The kind of work done and the kind of care needed—the very architecture of life lived—in nursing homes and similar facilities pose a challenge when it comes to preventing the spread of the novel coronavirus. Such facilities congregate people, and have a rotating cast of caregivers, housekeepers, food-service workers, medical experts, and others tend to them. The work is often close, intimate—bed baths, blood draws, spoon-fed meals.
Yet the United States, by any measure, has not met this challenge. Nine months into the pandemic, long-term care facilities are still facing shortages of personal protective equipment. Many are floundering financially, even with help from the government. They are still having problems getting COVID-19 tests turned around quickly. PPE shortages worsened in the third quarter of the year, with 17 percent of nursing homes reporting being low on or out of N95 masks, 11 percent out or nearly out of gowns, 9 percent short of surgical masks, and 8 percent lacking eye protection.

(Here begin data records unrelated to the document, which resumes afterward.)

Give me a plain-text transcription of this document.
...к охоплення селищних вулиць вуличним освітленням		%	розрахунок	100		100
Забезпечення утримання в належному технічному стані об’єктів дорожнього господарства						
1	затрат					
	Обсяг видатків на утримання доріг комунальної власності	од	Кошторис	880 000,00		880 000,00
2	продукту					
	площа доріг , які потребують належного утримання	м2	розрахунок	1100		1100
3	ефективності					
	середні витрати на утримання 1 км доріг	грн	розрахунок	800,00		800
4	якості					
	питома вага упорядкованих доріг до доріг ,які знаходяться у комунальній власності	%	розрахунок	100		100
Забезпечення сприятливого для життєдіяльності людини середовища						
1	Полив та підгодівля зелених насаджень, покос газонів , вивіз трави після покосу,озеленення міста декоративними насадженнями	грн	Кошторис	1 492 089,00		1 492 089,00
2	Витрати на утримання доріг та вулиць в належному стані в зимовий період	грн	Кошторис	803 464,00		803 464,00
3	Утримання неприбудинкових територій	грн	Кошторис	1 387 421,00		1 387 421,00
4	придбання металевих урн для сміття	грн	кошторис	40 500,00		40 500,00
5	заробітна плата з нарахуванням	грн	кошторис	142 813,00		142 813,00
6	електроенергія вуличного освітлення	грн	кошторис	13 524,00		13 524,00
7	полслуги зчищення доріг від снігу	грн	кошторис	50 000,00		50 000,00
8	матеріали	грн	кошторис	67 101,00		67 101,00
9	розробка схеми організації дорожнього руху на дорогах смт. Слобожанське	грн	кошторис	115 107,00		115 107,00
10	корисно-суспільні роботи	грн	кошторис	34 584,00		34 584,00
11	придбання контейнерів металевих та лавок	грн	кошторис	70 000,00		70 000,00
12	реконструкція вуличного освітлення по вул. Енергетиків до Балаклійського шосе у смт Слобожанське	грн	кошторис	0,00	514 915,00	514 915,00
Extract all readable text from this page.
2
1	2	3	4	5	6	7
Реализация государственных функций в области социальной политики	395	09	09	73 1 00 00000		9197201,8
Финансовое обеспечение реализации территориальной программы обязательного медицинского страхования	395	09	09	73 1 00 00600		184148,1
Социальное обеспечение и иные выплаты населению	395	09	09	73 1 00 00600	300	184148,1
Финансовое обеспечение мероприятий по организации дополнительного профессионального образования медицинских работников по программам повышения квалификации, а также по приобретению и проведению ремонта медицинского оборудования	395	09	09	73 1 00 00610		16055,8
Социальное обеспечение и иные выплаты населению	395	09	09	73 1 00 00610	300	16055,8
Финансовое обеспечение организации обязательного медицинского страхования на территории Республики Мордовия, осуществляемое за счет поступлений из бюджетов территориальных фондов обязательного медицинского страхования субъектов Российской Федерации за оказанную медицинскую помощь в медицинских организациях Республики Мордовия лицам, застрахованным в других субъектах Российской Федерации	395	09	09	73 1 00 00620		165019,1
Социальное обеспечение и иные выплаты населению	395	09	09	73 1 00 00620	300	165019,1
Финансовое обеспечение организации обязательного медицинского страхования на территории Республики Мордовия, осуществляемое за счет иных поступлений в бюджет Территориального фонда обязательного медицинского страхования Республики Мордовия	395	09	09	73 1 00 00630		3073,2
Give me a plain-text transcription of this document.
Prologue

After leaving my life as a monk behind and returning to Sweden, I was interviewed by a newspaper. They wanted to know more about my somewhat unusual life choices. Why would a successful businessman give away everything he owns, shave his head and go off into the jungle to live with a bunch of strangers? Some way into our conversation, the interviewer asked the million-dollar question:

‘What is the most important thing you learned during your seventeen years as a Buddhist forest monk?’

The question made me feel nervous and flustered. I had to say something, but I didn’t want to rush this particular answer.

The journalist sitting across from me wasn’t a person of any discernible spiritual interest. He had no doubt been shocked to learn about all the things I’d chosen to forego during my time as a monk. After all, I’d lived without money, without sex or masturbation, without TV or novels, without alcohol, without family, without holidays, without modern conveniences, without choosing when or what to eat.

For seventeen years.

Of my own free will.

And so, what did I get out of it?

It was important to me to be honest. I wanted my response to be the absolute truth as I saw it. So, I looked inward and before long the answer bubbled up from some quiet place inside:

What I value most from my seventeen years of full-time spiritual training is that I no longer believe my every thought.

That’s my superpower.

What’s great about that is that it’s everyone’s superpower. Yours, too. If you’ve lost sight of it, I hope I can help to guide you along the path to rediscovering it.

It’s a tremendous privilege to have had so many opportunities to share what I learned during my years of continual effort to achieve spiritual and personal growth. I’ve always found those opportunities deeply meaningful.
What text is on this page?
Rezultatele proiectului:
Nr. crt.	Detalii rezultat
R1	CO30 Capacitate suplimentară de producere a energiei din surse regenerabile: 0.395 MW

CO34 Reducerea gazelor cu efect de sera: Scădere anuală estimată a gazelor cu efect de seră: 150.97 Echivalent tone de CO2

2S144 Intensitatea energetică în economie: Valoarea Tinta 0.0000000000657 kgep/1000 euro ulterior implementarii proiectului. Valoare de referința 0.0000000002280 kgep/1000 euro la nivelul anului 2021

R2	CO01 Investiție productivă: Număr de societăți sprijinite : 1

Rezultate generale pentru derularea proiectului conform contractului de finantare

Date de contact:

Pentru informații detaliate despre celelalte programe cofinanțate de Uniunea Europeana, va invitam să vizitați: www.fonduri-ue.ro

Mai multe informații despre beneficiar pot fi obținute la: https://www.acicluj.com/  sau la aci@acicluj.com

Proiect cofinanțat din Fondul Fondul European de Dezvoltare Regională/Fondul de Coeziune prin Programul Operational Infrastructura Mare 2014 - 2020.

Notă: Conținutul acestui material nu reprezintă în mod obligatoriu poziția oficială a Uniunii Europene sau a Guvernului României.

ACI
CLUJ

Read: The vaccine is not coming soon enough for nursing homes
In this environment, care facilities have had little option but to close up. Following guidance from the CDC, many have barred in-person visits and kept residents in their rooms, among other measures. To compensate, facilities have set up Zoom and FaceTime calls, created outdoor areas for distanced visits, set up barriers that family members can talk through, helped residents play online social games, and arranged care-package drop-offs. Many of the care residents I spoke with for this article said that they had taken advantage of those options, and adapted.
Judy Friederici is a retired lawyer who proactively moved into a retirement facility a few years ago, as she is not married and does not have children. Isolation has been tough, she said, particularly given that she moved to her community in part to ensure she would not be isolated as she got older. But she has made a project of calling people in her complex who are likely to feel lonely.
Mary Anna Turner, who turns 100 next year, lives in a Virginia care facility. She indicated that her experience living through worse had given her some grit. “I remember flu epidemics!” she told me. “I remember I had a bad case, and I called a doctor and asked him to send me something for it. The nurse said no, and I asked, Why not? She said, Too many people are dying. We don’t have anything to send you.” Turner told me she misses her family, but is making do.